To my delight, the winter tides had left gigantic pieces of driftwood near the water’s edge. They are beautiful and still laden with seaweed. Like majestic sculptures, they lay wedged in the sand in their organic state; their trunks glassy smooth from tumbling in the ocean. If only I had a truck to lug them home!! But I had to be satisfied with a visit; some pictures and a few beach treasures.
Further down the beach, I found what I most always look for; a heart shaped rock. Still wedged in the sand I gently nudge it out and it is a beautiful smooth grey granite rock. I believe these rocks find me because when I happen upon them, it is always a surprise. I whisper a thank you to the angels or Gods who are responsible for such beauty. Not long after, I happened upon a feather lodged in the sand; maybe fallen from angels’ wings?
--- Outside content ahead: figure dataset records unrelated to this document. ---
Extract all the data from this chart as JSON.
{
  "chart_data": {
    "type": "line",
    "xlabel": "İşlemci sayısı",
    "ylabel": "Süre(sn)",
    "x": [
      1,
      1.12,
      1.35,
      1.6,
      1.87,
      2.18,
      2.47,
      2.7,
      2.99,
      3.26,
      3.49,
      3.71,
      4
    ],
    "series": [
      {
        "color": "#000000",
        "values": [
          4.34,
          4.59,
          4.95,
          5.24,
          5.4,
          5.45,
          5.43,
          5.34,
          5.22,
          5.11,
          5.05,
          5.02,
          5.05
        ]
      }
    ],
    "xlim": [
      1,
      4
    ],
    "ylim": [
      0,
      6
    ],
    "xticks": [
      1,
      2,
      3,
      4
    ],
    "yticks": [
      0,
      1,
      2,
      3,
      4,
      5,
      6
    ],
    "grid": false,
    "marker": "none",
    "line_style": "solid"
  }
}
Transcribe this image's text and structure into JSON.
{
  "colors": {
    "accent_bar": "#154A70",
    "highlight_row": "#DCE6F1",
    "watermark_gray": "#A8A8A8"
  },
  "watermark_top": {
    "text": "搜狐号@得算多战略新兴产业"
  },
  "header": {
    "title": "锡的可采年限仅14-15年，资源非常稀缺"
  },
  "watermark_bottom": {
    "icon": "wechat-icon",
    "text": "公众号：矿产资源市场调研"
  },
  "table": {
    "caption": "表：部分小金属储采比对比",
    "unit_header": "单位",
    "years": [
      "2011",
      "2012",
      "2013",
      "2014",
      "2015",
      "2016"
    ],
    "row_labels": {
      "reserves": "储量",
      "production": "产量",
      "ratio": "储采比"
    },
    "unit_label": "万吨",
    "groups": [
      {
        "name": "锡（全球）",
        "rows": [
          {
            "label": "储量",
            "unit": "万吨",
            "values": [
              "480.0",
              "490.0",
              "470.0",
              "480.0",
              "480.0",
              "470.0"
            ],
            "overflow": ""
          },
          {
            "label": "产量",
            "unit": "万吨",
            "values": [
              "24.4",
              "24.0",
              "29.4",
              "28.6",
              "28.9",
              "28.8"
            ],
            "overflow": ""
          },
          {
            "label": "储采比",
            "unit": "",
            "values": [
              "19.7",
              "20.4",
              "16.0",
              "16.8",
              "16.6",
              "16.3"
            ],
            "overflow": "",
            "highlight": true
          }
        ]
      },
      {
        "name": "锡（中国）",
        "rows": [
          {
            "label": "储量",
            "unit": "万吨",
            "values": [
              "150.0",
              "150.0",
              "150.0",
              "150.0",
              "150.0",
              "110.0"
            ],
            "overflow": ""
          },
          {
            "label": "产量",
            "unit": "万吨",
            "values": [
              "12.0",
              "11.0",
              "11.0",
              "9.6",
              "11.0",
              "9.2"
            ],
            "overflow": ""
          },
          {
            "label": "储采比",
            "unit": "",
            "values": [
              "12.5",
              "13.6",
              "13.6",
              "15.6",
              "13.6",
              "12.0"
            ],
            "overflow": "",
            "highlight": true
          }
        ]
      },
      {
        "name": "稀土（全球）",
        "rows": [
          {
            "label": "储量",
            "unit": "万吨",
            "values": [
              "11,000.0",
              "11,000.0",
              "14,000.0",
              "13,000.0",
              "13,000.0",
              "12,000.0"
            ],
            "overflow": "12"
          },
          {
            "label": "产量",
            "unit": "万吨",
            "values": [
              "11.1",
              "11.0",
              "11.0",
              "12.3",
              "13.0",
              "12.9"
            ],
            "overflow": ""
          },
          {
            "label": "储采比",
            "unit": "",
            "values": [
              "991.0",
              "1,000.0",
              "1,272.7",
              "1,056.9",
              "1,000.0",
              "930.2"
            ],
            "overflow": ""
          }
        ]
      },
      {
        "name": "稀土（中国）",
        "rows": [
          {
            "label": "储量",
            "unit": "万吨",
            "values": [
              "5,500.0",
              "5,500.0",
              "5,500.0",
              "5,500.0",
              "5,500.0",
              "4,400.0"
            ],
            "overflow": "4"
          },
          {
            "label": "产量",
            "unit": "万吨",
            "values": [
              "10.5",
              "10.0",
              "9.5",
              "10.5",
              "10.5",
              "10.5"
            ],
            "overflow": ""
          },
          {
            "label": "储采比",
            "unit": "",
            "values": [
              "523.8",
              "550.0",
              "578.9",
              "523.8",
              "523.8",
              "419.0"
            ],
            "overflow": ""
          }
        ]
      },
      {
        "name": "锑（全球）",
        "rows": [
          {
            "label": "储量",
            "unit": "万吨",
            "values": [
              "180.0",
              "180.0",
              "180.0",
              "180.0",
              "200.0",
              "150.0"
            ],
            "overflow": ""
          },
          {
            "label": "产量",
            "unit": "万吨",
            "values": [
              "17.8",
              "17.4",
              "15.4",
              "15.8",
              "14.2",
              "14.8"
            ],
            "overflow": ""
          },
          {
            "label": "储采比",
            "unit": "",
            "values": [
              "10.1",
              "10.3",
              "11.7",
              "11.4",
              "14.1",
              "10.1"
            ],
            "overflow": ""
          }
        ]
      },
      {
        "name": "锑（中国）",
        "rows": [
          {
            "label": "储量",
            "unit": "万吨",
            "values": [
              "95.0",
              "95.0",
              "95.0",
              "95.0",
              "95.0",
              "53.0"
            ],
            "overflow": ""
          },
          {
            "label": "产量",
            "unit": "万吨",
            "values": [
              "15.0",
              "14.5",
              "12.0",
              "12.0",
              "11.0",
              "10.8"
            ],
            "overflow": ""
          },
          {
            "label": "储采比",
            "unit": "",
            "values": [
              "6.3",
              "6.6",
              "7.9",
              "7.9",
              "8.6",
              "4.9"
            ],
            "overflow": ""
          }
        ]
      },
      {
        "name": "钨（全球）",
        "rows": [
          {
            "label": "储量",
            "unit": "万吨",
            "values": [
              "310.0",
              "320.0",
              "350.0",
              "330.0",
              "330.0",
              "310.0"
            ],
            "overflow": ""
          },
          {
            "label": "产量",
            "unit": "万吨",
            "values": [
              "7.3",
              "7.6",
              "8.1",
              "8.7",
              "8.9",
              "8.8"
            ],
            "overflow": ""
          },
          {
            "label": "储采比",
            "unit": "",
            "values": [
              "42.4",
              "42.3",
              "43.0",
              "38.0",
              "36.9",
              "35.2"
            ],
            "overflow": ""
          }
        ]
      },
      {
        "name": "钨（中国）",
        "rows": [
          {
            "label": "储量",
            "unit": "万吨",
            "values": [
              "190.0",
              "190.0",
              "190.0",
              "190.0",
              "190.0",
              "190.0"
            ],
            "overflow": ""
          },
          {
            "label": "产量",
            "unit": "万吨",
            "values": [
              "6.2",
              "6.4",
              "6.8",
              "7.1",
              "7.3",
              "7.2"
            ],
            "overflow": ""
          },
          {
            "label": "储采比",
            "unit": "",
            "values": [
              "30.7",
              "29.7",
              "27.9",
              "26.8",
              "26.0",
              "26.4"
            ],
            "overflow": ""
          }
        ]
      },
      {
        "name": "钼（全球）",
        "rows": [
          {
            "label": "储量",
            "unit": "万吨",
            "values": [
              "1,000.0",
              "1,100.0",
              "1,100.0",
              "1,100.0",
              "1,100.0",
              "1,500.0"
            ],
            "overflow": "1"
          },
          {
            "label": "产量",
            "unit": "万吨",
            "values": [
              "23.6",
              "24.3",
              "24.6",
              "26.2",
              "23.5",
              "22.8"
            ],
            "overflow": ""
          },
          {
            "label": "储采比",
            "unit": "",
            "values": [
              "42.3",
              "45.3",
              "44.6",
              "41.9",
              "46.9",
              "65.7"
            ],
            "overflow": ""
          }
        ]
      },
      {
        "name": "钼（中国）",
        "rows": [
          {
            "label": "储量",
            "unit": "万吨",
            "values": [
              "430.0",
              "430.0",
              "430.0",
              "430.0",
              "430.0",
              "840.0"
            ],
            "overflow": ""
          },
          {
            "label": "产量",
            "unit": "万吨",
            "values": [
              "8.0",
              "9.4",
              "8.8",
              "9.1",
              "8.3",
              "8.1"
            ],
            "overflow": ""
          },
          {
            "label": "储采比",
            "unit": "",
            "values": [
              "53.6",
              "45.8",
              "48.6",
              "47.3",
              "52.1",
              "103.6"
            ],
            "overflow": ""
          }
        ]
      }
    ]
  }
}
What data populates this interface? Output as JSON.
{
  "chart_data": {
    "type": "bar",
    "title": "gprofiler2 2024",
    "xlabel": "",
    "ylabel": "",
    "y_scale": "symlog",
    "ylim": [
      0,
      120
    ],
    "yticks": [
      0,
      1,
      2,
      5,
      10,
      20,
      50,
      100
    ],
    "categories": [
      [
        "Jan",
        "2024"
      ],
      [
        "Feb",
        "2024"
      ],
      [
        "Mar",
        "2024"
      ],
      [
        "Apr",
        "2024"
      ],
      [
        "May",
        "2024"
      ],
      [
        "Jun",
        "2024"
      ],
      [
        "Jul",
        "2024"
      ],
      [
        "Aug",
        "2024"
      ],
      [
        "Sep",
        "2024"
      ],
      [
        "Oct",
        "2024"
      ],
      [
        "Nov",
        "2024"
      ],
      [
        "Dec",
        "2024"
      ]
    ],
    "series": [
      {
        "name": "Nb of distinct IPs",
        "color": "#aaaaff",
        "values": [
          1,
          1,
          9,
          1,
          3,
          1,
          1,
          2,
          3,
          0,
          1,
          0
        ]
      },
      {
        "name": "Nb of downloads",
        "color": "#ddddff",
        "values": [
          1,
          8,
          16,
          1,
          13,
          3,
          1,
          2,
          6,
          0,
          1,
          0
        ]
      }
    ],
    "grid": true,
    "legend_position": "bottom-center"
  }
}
My next stop is Panmure Island Beach. This long sandy beach stretches for miles on the south shore and there is a mere scattering of visitors today. I walk for 2 hours. For a while my only companion was a huge crow feasting on sand fleas or the like. He didn’t like that I was following him and soon moved on.
There was a strong south wind and the surf broke on the shore the entire time. I stop along the way to pick up small pieces of driftwood and soon my beach bag was full.
Careful to avoid the area marked off for the Piping Plovers, I stayed close to the water’s edge. The signs were posted although I did not see any of the cute little birds. Maybe it is still too early.
Welcome to my Island paradise. I hope you enjoyed the stroll with me!!